One of Acconci's first performances that truly broke from poetry into real space was "Following Piece". In this work, Acconci followed passers-by in New York, without them knowing he was doing it. The idea was to show the relation between public and private space, since although he was on a busy street in New York, he was singling out one certain person, following their every whim and making it his own. He was in a sense, showing how each person, though part of the masses, has their own life, their own agenda, and their own separate thoughts and feelings which drive them. All these separate lives are usually lost in the bustle of crowds, but Acconci was pointing them all out again. He followed people every day for a month, recording the events through photographs and writings and then sending them to artists in his area (Zbikowski). (Pictured below)
(Jackon)
Acconci's work did not stop with "Following Piece." His many performances after it were all based around the tumultuous times, and many of his works were controversial. One piece, called "Pull" consisted of himself and a woman, and all he did was circle her while eyeing her, and she him. The idea was to reflect the rise of feminism during his era, and how the male figure is threatening to women even though he is just a man sexually drawn to a woman and it should be a normal thing to be expected (Larson). Works like "Seedbed" in which he masterbated under a bridge while speaking out loud his sexual desires about and to the audience, continued to observe the difference in public and private spaces (Larson).

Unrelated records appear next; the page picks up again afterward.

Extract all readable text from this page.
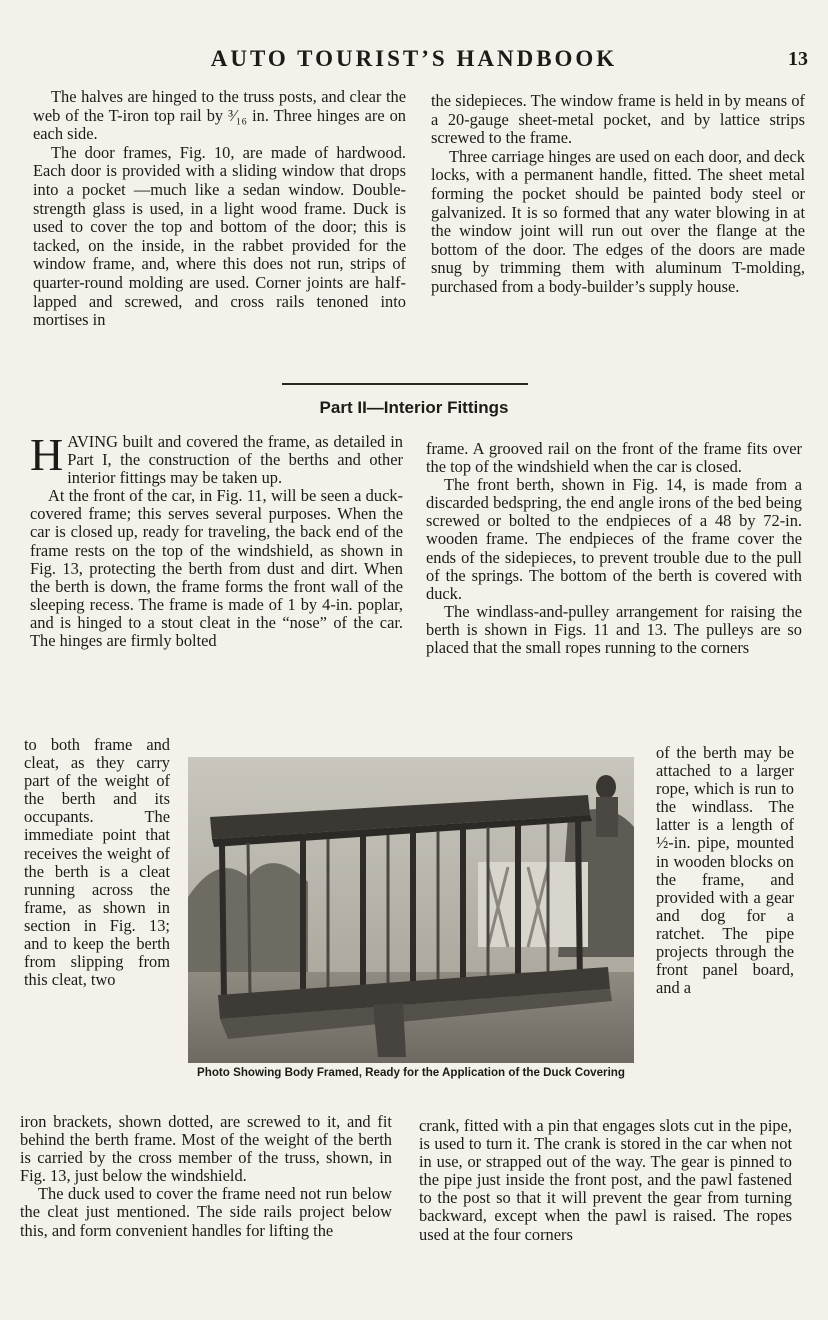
AUTO TOURIST’S HANDBOOK	13

The halves are hinged to the truss posts, and clear the web of the T-iron top rail by ³⁄₁₆ in. Three hinges are on each side.

The door frames, Fig. 10, are made of hardwood. Each door is provided with a sliding window that drops into a pocket —much like a sedan window. Double-strength glass is used, in a light wood frame. Duck is used to cover the top and bottom of the door; this is tacked, on the inside, in the rabbet provided for the window frame, and, where this does not run, strips of quarter-round molding are used. Corner joints are half-lapped and screwed, and cross rails tenoned into mortises in

the sidepieces. The window frame is held in by means of a 20-gauge sheet-metal pocket, and by lattice strips screwed to the frame.

Three carriage hinges are used on each door, and deck locks, with a permanent handle, fitted. The sheet metal forming the pocket should be painted body steel or galvanized. It is so formed that any water blowing in at the window joint will run out over the flange at the bottom of the door. The edges of the doors are made snug by trimming them with aluminum T-molding, purchased from a body-builder’s supply house.

Part II—Interior Fittings

HAVING built and covered the frame, as detailed in Part I, the construction of the berths and other interior fittings may be taken up.

At the front of the car, in Fig. 11, will be seen a duck-covered frame; this serves several purposes. When the car is closed up, ready for traveling, the back end of the frame rests on the top of the windshield, as shown in Fig. 13, protecting the berth from dust and dirt. When the berth is down, the frame forms the front wall of the sleeping recess. The frame is made of 1 by 4-in. poplar, and is hinged to a stout cleat in the “nose” of the car. The hinges are firmly bolted

frame. A grooved rail on the front of the frame fits over the top of the windshield when the car is closed.

The front berth, shown in Fig. 14, is made from a discarded bedspring, the end angle irons of the bed being screwed or bolted to the endpieces of a 48 by 72-in. wooden frame. The endpieces of the frame cover the ends of the sidepieces, to prevent trouble due to the pull of the springs. The bottom of the berth is covered with duck.

The windlass-and-pulley arrangement for raising the berth is shown in Figs. 11 and 13. The pulleys are so placed that the small ropes running to the corners

to both frame and cleat, as they carry part of the weight of the berth and its occupants. The immediate point that receives the weight of the berth is a cleat running across the frame, as shown in section in Fig. 13; and to keep the berth from slipping from this cleat, two
of the berth may be attached to a larger rope, which is run to the windlass. The latter is a length of ½-in. pipe, mounted in wooden blocks on the frame, and provided with a gear and dog for a ratchet. The pipe projects through the front panel board, and a
Photo Showing Body Framed, Ready for the Application of the Duck Covering

iron brackets, shown dotted, are screwed to it, and fit behind the berth frame. Most of the weight of the berth is carried by the cross member of the truss, shown, in Fig. 13, just below the windshield.

The duck used to cover the frame need not run below the cleat just mentioned. The side rails project below this, and form convenient handles for lifting the

crank, fitted with a pin that engages slots cut in the pipe, is used to turn it. The crank is stored in the car when not in use, or strapped out of the way. The gear is pinned to the pipe just inside the front post, and the pawl fastened to the post so that it will prevent the gear from turning backward, except when the pawl is raised. The ropes used at the four corners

Vito Acconci has proven himself to be an extremely versatile artist. Starting off as a fiction writer, branching into poetry, and finally deciding to observe different spaces, he has made himself into a well-known and respected artist. He now works with installation pieces and architectural spaces, making as he says, "alternate worlds." (Jackson)



WORKS CITED
1.Johnson, Ellen H. American Artists on Art from 1940 to 1980. Westview Press, 1982. Pg. 232.
2. Jackson, Shelley. The Believer. "Shelley Jackson Talks with Vito Acconci." Dec 2006-Jan2007 ed. Sept 17 2008.
http://www.believermag.com/issues/200612/?read=interview_acconci.
3. Zbikowski, Dorte. Ctrl[space]. "[text]Vito Acconci."
http://hosting.zkm.de/ctrlspace/d/texts/01?print-friendly=true.
4. Larson, Kay. The New York Times. "ART IN REVIEW; Vito Acconci -- 'Performance Documentation and Photoworks, 1969-1973'." 9 Feb 2001. 17 Sept 2008.